If you don't write the code to free the objects, then you are limiting the code to only being safe to use when you can depend on the memory being free'd by the process being closed ... i.e. small one-time use projects or "throw-away"[1] projects)... where you know when the process will end.

If you do write the code that free()s all your dynamically allocated memory, then you are future proofing the code and letting others use it in a larger project.


[1] regarding "throw-away" projects. Code used in "Throw-away" projects has a way of not being thrown away. Next thing you know ten years have passed and your "throw-away" code is still being used).

I heard a story about some guy who wrote some code just for fun to make his hardware work better. He said "just a hobby, won't be big and professional". Years later lots of people are using his "hobby" code.


It depends on the scope of the project that you're working on. In the context of your question, and I mean just your question, then it doesn't matter.

For a further explanation (optional), some scenarios I have noticed from this whole discussion is as follow:

(1) - If you're working in an embedded environment where you cannot rely on the main OS' to reclaim the memory for you, then you should free them since memory leaks can really crash the program if done unnoticed.

(2) - If you're working on a personal project where you won't disclose it to anyone else, then you can skip it (assuming you're using it on the main OS') or include it for "best practices" sake.

(3) - If you're working on a project and plan to have it open source, then you need to do more research into your audience and figure out if freeing the memory would be the better choice.

(4) - If you have a large library and your audience consisted of only the main OS', then you don't need to free it as their OS' will help them to do so. In the meantime, by not freeing, your libraries/program may help to make the overall performance snappier since the program does not have to close every data structure, prolonging the shutdown time (imagine a very slow excruciating wait to shut down your computer before leaving the house...)

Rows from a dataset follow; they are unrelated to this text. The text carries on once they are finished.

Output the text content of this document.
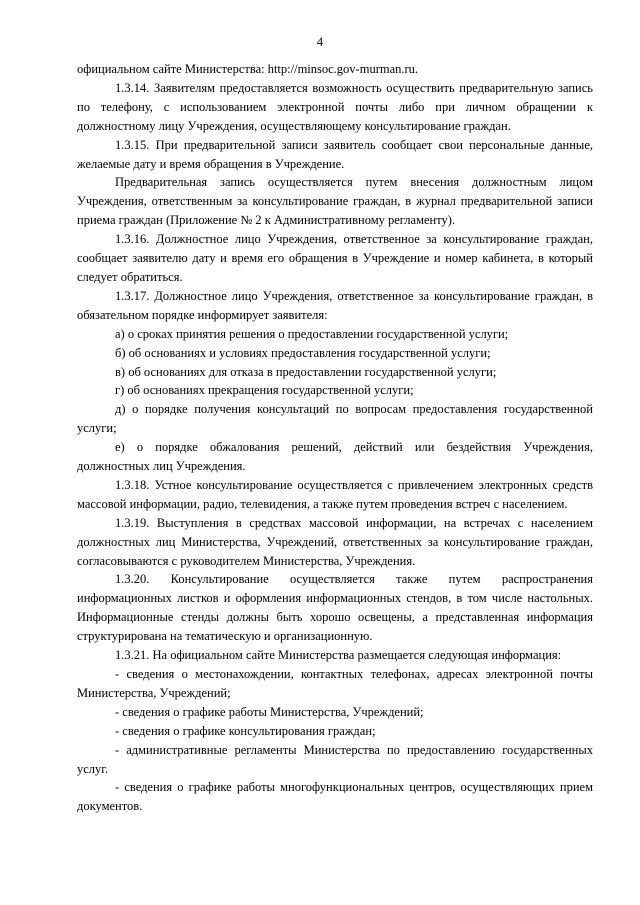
4

официальном сайте Министерства: http://minsoc.gov-murman.ru.

1.3.14. Заявителям предоставляется возможность осуществить предварительную запись по телефону, с использованием электронной почты либо при личном обращении к должностному лицу Учреждения, осуществляющему консультирование граждан.

1.3.15. При предварительной записи заявитель сообщает свои персональные данные, желаемые дату и время обращения в Учреждение.

Предварительная запись осуществляется путем внесения должностным лицом Учреждения, ответственным за консультирование граждан, в журнал предварительной записи приема граждан (Приложение № 2 к Административному регламенту).

1.3.16. Должностное лицо Учреждения, ответственное за консультирование граждан, сообщает заявителю дату и время его обращения в Учреждение и номер кабинета, в который следует обратиться.

1.3.17. Должностное лицо Учреждения, ответственное за консультирование граждан, в обязательном порядке информирует заявителя:

а) о сроках принятия решения о предоставлении государственной услуги;

б) об основаниях и условиях предоставления государственной услуги;

в) об основаниях для отказа в предоставлении государственной услуги;

г) об основаниях прекращения государственной услуги;

д) о порядке получения консультаций по вопросам предоставления государственной услуги;

е) о порядке обжалования решений, действий или бездействия Учреждения, должностных лиц Учреждения.

1.3.18. Устное консультирование осуществляется с привлечением электронных средств массовой информации, радио, телевидения, а также путем проведения встреч с населением.

1.3.19. Выступления в средствах массовой информации, на встречах с населением должностных лиц Министерства, Учреждений, ответственных за консультирование граждан, согласовываются с руководителем Министерства, Учреждения.

1.3.20. Консультирование осуществляется также путем распространения информационных листков и оформления информационных стендов, в том числе настольных. Информационные стенды должны быть хорошо освещены, а представленная информация структурирована на тематическую и организационную.

1.3.21. На официальном сайте Министерства размещается следующая информация:

- сведения о местонахождении, контактных телефонах, адресах электронной почты Министерства, Учреждений;

- сведения о графике работы Министерства, Учреждений;

- сведения о графике консультирования граждан;

- административные регламенты Министерства по предоставлению государственных услуг.

- сведения о графике работы многофункциональных центров, осуществляющих прием документов.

I can go on and on specifying which course to take, but it ultimately depends on what you want to achieve with your program. Freeing memory is considered good practice in some cases and not so much in some so it ultimately depends on the specific situation you're in and asking the right questions at the right time. Good luck!


You are correct, no harm is done and it's faster to just exit

There are various reasons for this:

  • All desktop and server environments simply release the entire memory space on exit(). They are unaware of program-internal data structures such as heaps.

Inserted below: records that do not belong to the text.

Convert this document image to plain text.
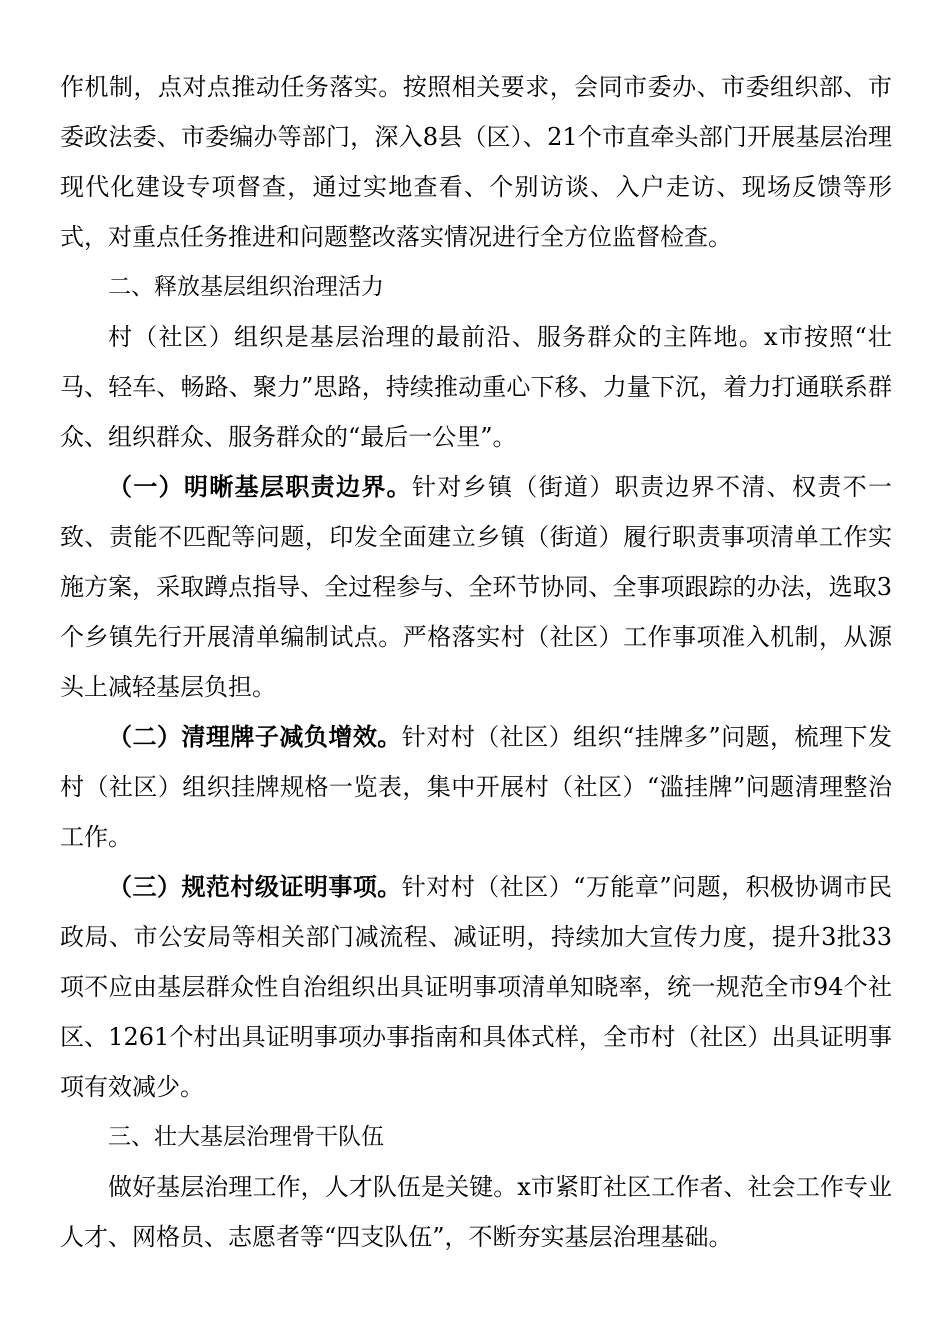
作机制，点对点推动任务落实。按照相关要求，会同市委办、市委组织部、市委政法委、市委编办等部门，深入8县（区）、21个市直牵头部门开展基层治理现代化建设专项督查，通过实地查看、个别访谈、入户走访、现场反馈等形式，对重点任务推进和问题整改落实情况进行全方位监督检查。

二、释放基层组织治理活力

村（社区）组织是基层治理的最前沿、服务群众的主阵地。x市按照“壮马、轻车、畅路、聚力”思路，持续推动重心下移、力量下沉，着力打通联系群众、组织群众、服务群众的“最后一公里”。

（一）明晰基层职责边界。针对乡镇（街道）职责边界不清、权责不一致、责能不匹配等问题，印发全面建立乡镇（街道）履行职责事项清单工作实施方案，采取蹲点指导、全过程参与、全环节协同、全事项跟踪的办法，选取3个乡镇先行开展清单编制试点。严格落实村（社区）工作事项准入机制，从源头上减轻基层负担。

（二）清理牌子减负增效。针对村（社区）组织“挂牌多”问题，梳理下发村（社区）组织挂牌规格一览表，集中开展村（社区）“滥挂牌”问题清理整治工作。

（三）规范村级证明事项。针对村（社区）“万能章”问题，积极协调市民政局、市公安局等相关部门减流程、减证明，持续加大宣传力度，提升3批33项不应由基层群众性自治组织出具证明事项清单知晓率，统一规范全市94个社区、1261个村出具证明事项办事指南和具体式样，全市村（社区）出具证明事项有效减少。

三、壮大基层治理骨干队伍

做好基层治理工作，人才队伍是关键。x市紧盯社区工作者、社会工作专业人才、网格员、志愿者等“四支队伍”，不断夯实基层治理基础。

  • Almost all free() implementations do not ever return memory to the operating system anyway.

  • More importantly, it's a waste of time when done right before exit(). At exit, memory pages and swap space are simply released. By contrast, a series of free() calls will burn CPU time and can result in disk paging operations, cache misses, and cache evictions.

Regarding the possiblility of future code reuse justifing the certainty of pointless ops: that's a consideration but it's arguably not the Agile way. YAGNI!


What's the real result here?

Your program leaked the memory. Depending on your OS, it may have been recovered.

Most modern desktop operating systems do recover leaked memory at process termination, making it sadly common to ignore the problem, as can be seen by many other answers here.)

But you are relying on a safety feature you should not rely upon, and your program (or function) might run on a system where this behaviour does result in a "hard" memory leak, next time.

You might be running in kernel mode, or on vintage / embedded operating systems which do not employ memory protection as a tradeoff. (MMUs take up die space, memory protection costs additional CPU cycles, and it is not too much to ask from a programmer to clean up after himself).

You can use and re-use memory any way you like, but make sure you deallocated all resources before exiting.